What are some of YST's key initiatives?
One of our signature initiatives is our work supporting school GSAs, known as Gay/Straight Alliances or Gender/Sexuality Alliances. We support GSAs at 28 middle schools and high schools in the Tulsa area, helping them organize programming like an annual Queer Prom. We often have closeted youth who start attending GSA programming while identifying as an ally, but then feel safe enough to eventually come out.
Our oldest initiative is our Tuesday Night Group, a support group that has been going on since at least the 1980s. Before the internet, YST staff would go to libraries and stick cards with information about the Tuesday Night Group into books that queer youth might be reading. Because Oklahoma was and is such a deeply conservative state, participants would drive into Tulsa from rural areas because the group was the closest safe space for them.
Today, the meetings morph depending on the makeup of who attends each meeting. Sometimes it functions as a support group, while other times the group focuses on planning LGBTQ advocacy activities. Like the Gay Straight Alliances we support, the group is often a starting point that gets youth involved in our other programming.
The COVID-19 pandemic has demonstrated how vital a sense of community and connection with others is for health and wellbeing—especially for those in marginalized groups. How has the pandemic affected the LGBTQ young people you serve and what has that meant for your own planning and programs?
I cannot emphasize enough the importance of community. The pandemic has been devastating, and it has exposed how critical it is to provide spaces for LGBTQ youth to be themselves, especially in Tulsa. Even though we couldn’t gather for a long time, we leaned into getting young people the basic things they need. We delivered everything from chest binders for trans youth to blankets, food and hygiene packs for LGBTQ youth experiencing homelessness.
We also formed impactful partnerships to meet emerging needs during the pandemic. Many of these partnerships included community groups that would provide transportation for LGBTQ youth to medical appointments and social services. For example, we did a lot of work with the Take Control Initiative to give free Lyft rides to the older youth, aged 18-24, who are in our transitional living program. We also have a partnership with a newer group called Modus, which has their own shuttle service with carefully vetted drivers.
What lessons will YST be carrying forward beyond COVID-19?
We used this time to take a look at the data we’ve collected from our programs over the past several years and found that LGBTQ youth of color are underrepresented.

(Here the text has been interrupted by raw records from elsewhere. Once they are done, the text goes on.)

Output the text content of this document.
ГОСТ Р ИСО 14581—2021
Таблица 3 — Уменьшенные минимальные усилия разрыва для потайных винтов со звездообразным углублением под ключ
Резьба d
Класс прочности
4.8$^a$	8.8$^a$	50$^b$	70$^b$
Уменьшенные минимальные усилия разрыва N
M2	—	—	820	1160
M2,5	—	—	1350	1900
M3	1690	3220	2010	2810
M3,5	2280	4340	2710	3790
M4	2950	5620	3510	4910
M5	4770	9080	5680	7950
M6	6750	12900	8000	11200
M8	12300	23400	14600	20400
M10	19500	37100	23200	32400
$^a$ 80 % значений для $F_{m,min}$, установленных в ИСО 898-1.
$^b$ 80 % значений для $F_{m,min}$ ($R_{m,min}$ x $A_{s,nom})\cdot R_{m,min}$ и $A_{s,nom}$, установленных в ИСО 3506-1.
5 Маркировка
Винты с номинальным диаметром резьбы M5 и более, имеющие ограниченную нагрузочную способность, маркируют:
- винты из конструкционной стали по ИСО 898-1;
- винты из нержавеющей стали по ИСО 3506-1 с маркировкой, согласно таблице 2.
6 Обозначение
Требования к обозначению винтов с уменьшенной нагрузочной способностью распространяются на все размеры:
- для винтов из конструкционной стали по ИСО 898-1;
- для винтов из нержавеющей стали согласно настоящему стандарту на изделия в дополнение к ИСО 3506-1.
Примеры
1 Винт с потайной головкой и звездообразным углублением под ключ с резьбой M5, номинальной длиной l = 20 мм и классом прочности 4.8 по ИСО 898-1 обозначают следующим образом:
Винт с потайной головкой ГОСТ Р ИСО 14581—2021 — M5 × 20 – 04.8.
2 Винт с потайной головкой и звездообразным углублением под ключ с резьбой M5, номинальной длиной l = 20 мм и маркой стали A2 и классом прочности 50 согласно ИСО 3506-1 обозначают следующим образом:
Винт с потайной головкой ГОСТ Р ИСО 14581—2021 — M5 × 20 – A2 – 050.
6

Tulsa’s legacy of racial inequity, including the 1921 Tulsa Race Massacre, still reverberates throughout our community, and we are taking the steps necessary to understand and address how the intersections of race, gender and sexuality can further marginalize youth.
One way we are doing this is by ensuring our staff is representative of the populations we seek to serve, as we know a lot of our young people start attending our programs because they identify with the person running that group. With this in mind, we recently hired a Black LGBTQ program coordinator—and Black student participation has already increased. For example, our coordinator saw exceptional turnout at his first GSA meeting at a predominantly Black middle school in North Tulsa, with 16 students in attendance and eager to take part.
As you look to the future, what gives you hope for LGBTQ youth in Tulsa in 2021?
The young people we work with give me hope. They’re fired up, they’re eager and they’re resilient. Their leadership is ultimately what keeps our programming going and shows other LGBTQ young people what’s possible.